At the same time, Trump’s efforts to overturn the election—and the resulting riot at the Capitol on January 6, 2021—were hardly surprising. Trump had been saying that he would question the results of an election he lost for years; it is similarly unsurprising that his doing so would lead to violence. This was all eminently predictable long before it came to pass; any effort to denounce Trump from the right that doesn’t contend with the efforts made by magazines like National Review to defend the former president is inherently suspect.

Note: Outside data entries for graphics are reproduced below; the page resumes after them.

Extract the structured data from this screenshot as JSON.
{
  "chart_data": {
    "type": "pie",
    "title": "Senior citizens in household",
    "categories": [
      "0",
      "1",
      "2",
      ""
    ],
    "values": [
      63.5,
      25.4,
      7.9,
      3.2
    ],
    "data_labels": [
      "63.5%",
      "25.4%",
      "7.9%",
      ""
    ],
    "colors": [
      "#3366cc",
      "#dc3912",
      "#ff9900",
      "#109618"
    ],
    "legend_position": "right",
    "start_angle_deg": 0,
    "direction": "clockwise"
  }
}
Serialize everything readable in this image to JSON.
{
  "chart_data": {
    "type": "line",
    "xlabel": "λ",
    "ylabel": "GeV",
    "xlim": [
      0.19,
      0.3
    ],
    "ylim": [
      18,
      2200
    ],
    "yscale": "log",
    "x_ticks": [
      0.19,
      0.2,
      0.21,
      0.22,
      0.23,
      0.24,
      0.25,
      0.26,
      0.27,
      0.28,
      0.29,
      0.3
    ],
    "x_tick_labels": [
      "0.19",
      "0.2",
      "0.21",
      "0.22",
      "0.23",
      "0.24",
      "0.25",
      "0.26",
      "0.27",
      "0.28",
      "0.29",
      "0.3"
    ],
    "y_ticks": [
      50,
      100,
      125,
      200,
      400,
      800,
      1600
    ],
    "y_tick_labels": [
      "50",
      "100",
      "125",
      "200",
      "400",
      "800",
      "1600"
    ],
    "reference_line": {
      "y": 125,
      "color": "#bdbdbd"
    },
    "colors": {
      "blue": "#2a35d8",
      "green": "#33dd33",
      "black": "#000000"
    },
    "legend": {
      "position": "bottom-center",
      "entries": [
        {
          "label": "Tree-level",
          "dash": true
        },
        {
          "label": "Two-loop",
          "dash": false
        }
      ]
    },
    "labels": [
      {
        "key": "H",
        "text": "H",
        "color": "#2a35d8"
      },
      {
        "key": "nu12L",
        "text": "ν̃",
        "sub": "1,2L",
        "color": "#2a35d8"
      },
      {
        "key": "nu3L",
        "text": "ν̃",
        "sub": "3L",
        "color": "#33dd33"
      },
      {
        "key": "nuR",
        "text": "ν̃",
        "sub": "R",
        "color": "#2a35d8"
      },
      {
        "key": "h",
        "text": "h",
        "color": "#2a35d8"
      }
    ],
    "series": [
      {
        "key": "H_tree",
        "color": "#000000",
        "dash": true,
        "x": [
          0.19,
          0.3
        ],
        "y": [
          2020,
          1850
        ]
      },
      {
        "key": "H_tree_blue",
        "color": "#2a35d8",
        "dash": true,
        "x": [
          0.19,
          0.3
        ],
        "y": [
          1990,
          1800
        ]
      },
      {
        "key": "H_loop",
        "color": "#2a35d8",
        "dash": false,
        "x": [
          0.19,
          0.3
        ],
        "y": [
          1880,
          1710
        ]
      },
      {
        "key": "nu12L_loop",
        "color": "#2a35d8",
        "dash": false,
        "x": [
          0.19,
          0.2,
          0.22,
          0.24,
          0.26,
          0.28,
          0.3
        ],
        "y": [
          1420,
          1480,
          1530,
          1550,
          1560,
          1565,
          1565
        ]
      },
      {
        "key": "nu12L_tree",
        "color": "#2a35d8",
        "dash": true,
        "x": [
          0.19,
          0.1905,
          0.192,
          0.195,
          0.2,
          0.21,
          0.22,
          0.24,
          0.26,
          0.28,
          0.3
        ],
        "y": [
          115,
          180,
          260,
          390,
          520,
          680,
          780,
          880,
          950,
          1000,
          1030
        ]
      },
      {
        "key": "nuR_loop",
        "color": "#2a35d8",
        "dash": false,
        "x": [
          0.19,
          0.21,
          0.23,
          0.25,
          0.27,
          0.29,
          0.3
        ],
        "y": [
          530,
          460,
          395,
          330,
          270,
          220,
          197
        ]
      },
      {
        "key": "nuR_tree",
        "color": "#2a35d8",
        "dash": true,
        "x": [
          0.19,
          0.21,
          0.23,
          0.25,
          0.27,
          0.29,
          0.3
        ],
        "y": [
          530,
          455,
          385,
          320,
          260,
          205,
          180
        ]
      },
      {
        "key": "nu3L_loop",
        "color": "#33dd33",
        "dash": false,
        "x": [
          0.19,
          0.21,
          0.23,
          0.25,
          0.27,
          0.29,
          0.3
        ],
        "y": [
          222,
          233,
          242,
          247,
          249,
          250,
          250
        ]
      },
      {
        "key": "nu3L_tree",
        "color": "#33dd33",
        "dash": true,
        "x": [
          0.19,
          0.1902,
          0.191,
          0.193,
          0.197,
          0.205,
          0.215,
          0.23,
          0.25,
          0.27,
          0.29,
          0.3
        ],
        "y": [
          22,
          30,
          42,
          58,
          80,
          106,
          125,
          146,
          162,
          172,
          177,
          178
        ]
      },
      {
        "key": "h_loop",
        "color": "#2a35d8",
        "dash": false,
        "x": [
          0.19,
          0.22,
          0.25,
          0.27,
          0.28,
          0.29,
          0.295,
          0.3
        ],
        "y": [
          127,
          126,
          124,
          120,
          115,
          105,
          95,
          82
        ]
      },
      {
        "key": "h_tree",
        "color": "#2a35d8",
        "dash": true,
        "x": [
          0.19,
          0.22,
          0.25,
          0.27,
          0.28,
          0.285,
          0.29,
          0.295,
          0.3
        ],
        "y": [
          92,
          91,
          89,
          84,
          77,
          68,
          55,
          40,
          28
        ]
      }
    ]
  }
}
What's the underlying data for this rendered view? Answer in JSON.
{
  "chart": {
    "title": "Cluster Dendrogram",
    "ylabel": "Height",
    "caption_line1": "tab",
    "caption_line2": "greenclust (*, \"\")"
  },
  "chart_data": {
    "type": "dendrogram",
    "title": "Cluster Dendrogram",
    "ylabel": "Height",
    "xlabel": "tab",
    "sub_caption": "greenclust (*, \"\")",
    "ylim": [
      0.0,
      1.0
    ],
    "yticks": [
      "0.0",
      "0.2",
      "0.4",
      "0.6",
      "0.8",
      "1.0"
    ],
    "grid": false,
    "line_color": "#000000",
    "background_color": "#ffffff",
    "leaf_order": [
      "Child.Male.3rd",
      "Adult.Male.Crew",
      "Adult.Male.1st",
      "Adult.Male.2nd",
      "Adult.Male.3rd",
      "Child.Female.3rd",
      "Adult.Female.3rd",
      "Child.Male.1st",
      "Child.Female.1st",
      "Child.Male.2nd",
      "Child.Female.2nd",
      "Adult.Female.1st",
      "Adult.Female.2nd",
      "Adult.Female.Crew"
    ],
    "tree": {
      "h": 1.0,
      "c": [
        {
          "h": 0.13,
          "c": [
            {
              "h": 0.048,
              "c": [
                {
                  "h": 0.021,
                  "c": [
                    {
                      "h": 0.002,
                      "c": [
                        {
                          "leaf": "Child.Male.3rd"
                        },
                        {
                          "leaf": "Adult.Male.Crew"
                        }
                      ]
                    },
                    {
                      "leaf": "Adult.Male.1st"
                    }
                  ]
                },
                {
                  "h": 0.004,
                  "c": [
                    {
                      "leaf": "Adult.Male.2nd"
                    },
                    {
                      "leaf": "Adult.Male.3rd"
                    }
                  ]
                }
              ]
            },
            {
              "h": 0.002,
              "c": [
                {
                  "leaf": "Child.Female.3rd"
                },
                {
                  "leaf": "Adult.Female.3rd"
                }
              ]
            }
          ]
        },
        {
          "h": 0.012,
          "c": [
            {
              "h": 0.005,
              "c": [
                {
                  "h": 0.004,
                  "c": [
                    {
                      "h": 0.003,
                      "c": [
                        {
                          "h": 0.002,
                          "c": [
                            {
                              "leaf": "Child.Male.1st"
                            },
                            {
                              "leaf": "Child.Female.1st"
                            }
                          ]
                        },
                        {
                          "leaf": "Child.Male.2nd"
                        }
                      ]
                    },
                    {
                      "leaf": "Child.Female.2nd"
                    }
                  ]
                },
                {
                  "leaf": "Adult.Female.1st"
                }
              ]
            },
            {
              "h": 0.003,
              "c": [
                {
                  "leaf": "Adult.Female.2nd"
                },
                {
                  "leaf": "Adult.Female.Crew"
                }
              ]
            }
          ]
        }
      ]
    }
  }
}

More pressingly, it’s not entirely clear what conservative movement Cooke is speaking to. Cooke asks the question that National Review has never really been able to answer, albeit with a slightly different meaning: “Why on earth would conservatives choose that guy?” But Cooke, like National Review, has never sought a viable answer; instead the magazine has spent the last six years as a kind of glossy Flying Dutchman, wandering from port to port in search of a conservative movement that had long since ceased to exist.

Similarly, the post-Trump GOP luminaries on offer are decidedly Trumpian now, not conservative. DeSantis is arguably the most prominent of Trump’s imitators; he remade himself in the then-president’s image in 2017, even going as far as imitating the president’s bizarre gestures and vocal tics, and winning the governorship as a hard-core Trumpist. One could argue that the “Don’t say gay” bill being touted by DeSantis is an extension of the culture wars the right fought in the 1990s in its overt demonization of gay and trans children, but its unconstitutional overreach is also pure Trump. And DeSantis is hardly alone. Every viable candidate in 2024 has rebuilt themself in Trump’s image. That may make some of them a lesser evil—or perhaps, less skilled in the former president’s dark arts—but it should hardly be considered an alternative invention, let alone a conservative one. It’s been Trump’s party for years now. It will still be Trump’s party even if someone else wins the 2024 Republican primary. Whatever it is that National Review has convinced itself it stands for now is irrelevant.